The analysis details all payments, number and value of payments on the Ifmis greater than K1 million (US$2 222) and those not on the Ifmis greater than the same amount, among other things.
In an interview yesterday, IIA Malawi Chapter president Andy Chitete observed that the root of the problems is poor record keeping and management.
Despite most government departments having internal audit functions, the PwC handed over a cashbook reconstruction report that revealed most departments, including the Reserve Bank of Malawi (RBM), that could not supply the auditors with necessary documents for the expenditure transaction totalling K577 billion (US$1.3 billion).
Chitete said the role of internal auditors in institutions was providing assurance that systems are working as expected, risk management and properly advise the powers that be.
He said in the case of government departments and ministries it was the Cabinet and principal secretaries (PSs) of ministries that are responsible for the implementation of risks and red flags that have been noted by internal auditors.
Said Chitete: “Most of the recommendations made by internal auditors are not implemented by those that are charged with duties to implement. Internal auditors have no powers to implement recommendations made.”

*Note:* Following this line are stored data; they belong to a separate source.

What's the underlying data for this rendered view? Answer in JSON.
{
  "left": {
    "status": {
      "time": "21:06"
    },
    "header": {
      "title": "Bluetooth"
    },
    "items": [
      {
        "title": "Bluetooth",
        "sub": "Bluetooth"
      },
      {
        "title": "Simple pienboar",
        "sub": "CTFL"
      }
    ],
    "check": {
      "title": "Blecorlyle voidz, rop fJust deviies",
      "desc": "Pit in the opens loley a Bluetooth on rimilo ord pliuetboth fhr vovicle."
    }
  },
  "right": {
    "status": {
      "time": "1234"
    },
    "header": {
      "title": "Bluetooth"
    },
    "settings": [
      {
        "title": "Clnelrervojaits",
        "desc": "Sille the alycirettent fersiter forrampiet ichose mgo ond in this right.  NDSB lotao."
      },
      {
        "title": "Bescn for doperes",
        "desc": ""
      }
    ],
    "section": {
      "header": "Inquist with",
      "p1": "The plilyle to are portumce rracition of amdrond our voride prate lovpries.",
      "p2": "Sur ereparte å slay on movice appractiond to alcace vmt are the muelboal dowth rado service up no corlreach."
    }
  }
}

An auditor speaking on condition of anonymity also said the report has exposed weak internal controls in public finance management that could have been avoided if authorities acted on red flags raised.
The auditor added that the report also exposes elements of fraud, especially where transactions were created, paid and deleted consistently.
PwC cashbook reconstruction report subtly picked on the RBM for failure to provide enough documents for verification.
Reads the report in part: “Upon completion of the aforementioned exercise, we identified that bank statements for May 2012 were missing and that the statements for December 2013 only contained transactions for 31 December 2013. These aforementioned missing bank statements were requested and the Reserve Bank provided us with additional data.
Even the Baker Tilly forensic audit report also had observed: “We were initially provided with bank statements by the RBM in electronic format whose extraction was not independently supervised by the audit team. In addition we requested extraction of the same data under supervision.”
RBM spokesperson Mbane Ngwira said most of the documents said not to be supplied are just human error omissions not necessarily that the central bank intends to hide information.
He said both Baker Tilly and PwC auditors were given access to all bank’s information without any hindrance.
German Ambassador Peter Woeste told Capital FM radio yesterday that the PwC report pointed out that general public finance management does not work in Malawi.
But Ministry of Finance spokesperson Nations Msowoya said government was not failing to account for such huge money, but rather following the release of the report Capital Hill will provide missing information.
He said: “Where this information is missing it [government] will provide recommendations on how the auditors should deal with the missing information.”